A rigor, a presidente Dilma Rousseff não precisaria ter-se dado ao trabalho de discursar na abertura da primeira reunião ministerial do segundo mandato. Bastaria ter distribuído à imprensa cópias de seu pronunciamento de posse e teria poupado o distinto público de 40 minutos de uma arenga que só serviu para confirmar o que todo mundo já sabe: ela não tem nada de novo a dizer.
Talvez a única diferença entre a fala presidencial de agora e a da solenidade de posse no Congresso Nacional tenha sido a preocupação de dar grande ênfase, mediante repetições exaustivas, à ideia de "gestão petista", que abrange 12 anos desde a primeira posse de Lula, em vez de se concentrar nos 4 anos do primeiro mandato da reeleita. Foi o recurso a que Dilma recorreu para poder se vangloriar, por exemplo, de que "nos últimos 12 anos, foram gerados 20,6 milhões de empregos formais". É claro que não entrou em detalhes sobre a qualidade desses empregos medida pelo nível salarial, nem sobre o fato de que os 396 mil empregos criados em 2014 representam uma queda de 64% em relação a 2013.
O grande problema que, de qualquer modo, tornaria missão quase impossível oferecer à Nação um projeto de governo consistente para os próximos 4 anos - afinal, imagina-se, este era o objetivo da reunião ministerial - é o fato de que Dilma Rousseff e seus associados estão mergulhados até o pescoço numa incômoda contradição. Acostumados à gastança, austeridade é a palavra de ordem para toda a equipe do governo daqui para a frente: "Estamos diante da necessidade de promover um reequilíbrio fiscal para recuperar o crescimento da economia o mais rápido possível, criando condições para a queda da inflação e da taxa de juros no médio prazo e garantindo, assim, a continuidade da geração de emprego e da renda". Tais palavras saíram obviamente remoídas.
Promover "reequilíbrio" fiscal só é necessário quando existe desequilíbrio. Só se pode "recuperar" o que se perdeu - no caso, o crescimento da economia. E só se fala em "queda da inflação e da taxa de juros" quando ambas estão altas. Já a "continuidade" da geração de empregos é hoje um exercício de imaginação. Colocar essas questões essenciais nesses termos é o mais perto que, em sua estupenda soberba, Dilma Rousseff consegue chegar de uma autocrítica. Afinal, todos os problemas citados são realizações de seu governo.

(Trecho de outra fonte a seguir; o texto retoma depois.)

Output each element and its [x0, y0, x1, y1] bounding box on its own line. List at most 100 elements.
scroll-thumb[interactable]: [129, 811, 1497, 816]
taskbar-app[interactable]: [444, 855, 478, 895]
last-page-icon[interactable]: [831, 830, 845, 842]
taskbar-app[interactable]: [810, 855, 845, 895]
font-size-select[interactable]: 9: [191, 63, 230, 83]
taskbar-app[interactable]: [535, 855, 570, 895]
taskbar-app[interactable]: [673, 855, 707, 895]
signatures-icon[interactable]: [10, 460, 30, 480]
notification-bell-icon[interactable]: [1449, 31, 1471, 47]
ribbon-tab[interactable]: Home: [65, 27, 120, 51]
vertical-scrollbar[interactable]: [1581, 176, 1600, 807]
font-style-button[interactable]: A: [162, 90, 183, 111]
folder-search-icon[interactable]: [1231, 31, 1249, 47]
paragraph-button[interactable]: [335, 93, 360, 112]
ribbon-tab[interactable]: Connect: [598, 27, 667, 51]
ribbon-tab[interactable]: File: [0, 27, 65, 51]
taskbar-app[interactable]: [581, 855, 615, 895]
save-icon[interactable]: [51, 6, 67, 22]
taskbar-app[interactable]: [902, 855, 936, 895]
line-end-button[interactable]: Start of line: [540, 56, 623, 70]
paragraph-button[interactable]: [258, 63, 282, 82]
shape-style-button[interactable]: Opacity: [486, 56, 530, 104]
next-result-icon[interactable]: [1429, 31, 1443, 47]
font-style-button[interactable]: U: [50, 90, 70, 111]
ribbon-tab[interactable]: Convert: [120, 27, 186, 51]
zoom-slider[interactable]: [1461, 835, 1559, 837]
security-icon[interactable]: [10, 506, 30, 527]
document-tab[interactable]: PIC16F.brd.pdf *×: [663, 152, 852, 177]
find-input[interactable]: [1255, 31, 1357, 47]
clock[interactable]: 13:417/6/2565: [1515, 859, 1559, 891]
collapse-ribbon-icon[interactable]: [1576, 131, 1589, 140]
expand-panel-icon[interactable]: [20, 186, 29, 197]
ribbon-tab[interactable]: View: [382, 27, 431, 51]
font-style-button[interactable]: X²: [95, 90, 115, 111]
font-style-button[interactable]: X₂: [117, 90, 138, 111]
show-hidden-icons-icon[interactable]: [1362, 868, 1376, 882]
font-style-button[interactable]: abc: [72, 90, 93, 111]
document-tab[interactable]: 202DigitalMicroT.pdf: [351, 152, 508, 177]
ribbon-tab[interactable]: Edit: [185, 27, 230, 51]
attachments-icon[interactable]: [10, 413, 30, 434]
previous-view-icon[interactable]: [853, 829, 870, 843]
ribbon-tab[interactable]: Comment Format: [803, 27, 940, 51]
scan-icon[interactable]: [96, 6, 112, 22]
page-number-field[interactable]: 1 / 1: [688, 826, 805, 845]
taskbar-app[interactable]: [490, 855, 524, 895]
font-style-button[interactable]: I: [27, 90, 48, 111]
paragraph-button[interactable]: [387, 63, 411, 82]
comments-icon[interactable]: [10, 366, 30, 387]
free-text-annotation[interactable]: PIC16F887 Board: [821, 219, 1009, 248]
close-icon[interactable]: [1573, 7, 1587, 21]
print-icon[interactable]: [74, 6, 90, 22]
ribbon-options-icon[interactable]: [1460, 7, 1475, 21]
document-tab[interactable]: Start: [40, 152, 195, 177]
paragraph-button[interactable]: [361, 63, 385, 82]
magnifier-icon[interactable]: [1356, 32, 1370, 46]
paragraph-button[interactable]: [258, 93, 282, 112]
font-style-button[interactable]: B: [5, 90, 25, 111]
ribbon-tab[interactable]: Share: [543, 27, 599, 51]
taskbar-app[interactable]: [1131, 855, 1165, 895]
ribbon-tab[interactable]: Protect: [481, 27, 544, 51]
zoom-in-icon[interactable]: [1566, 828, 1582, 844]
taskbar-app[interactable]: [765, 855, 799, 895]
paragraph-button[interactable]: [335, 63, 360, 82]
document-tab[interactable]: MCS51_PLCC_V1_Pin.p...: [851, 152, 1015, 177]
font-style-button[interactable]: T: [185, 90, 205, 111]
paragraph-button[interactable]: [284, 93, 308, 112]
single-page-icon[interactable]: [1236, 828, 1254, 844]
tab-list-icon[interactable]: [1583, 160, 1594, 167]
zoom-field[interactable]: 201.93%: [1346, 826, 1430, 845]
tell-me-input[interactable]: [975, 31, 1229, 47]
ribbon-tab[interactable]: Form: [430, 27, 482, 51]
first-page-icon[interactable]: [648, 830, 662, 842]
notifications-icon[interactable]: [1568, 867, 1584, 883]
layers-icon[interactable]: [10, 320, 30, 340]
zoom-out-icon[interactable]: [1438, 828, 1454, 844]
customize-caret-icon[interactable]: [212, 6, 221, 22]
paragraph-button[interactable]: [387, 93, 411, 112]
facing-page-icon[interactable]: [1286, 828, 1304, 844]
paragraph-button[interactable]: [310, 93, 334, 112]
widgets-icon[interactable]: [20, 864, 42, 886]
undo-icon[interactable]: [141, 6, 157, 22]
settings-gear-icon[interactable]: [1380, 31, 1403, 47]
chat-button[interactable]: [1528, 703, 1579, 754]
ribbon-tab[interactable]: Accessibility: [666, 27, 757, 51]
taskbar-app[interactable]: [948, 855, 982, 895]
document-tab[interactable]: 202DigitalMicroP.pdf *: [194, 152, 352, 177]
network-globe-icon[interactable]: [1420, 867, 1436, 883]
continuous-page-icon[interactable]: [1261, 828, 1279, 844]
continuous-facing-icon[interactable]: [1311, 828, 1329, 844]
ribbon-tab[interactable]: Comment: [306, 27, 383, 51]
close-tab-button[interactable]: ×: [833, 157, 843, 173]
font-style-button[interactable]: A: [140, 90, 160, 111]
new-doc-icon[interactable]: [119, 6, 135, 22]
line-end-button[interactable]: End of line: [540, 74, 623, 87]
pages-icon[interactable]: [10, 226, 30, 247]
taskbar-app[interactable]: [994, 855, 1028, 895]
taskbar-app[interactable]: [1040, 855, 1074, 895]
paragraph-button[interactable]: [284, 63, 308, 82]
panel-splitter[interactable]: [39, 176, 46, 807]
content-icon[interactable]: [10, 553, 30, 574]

A grande contradição resulta de que, para o petismo, austeridade e conquistas sociais são incompatíveis. E Dilma, a seu modo, admitiu isso ao argumentar que é preciso mudar: "Nós absorvemos a maior parte das mudanças (...) no cenário econômico e climático em nossas contas fiscais para preservar o emprego e a renda. Nós reduzimos nosso resultado primário para combater os efeitos adversos desses choques sobre nossa economia e proteger nossa população".
O discurso populista da preservação "a qualquer custo" das conquistas sociais é tão essencial ao "governo dos trabalhadores" - como definiu a presidente em seu pronunciamento - que Dilma simplesmente não admite que a nova política de austeridade implicará, necessariamente, reduzir alguns benefícios trabalhistas, como já foi feito com o seguro-desemprego, o abono salarial, a pensão por morte e o auxílio-doença. Para a presidente, trata-se apenas de "adequar", com medidas de caráter "corretivo", os benefícios trabalhistas "às novas condições socioeconômicas do País". Não se deu ao trabalho de explicar quais são essas "novas condições". Nem quem as produziu nem por quê.
Outro ponto a destacar na fala presidencial é, também, uma enormidade. Tratando do escândalo da Petrobrás, aquele com o qual ela não tem nada a ver, Dilma saiu em defesa das empreiteiras que se acumpliciaram com lideranças políticas e seus operadores para sangrar a maior estatal brasileira:
"Nós devemos punir as pessoas e não destruir as empresas. As empresas, elas são essenciais para o Brasil". São palavras surpreendentes para quem, há menos de um mês, jurou solenemente respeitar e fazer respeitar as leis do País. Pois está em vigor a Lei Anticorrupção, sancionada por ela mesma, que pune empresas delinquentes assim como pessoas físicas criminosas. Ao pregar a impunidade, a presidente Dilma Rousseff escolhe claramente de que lado quer ficar: do lado oposto da lei e contra a gente honesta deste país.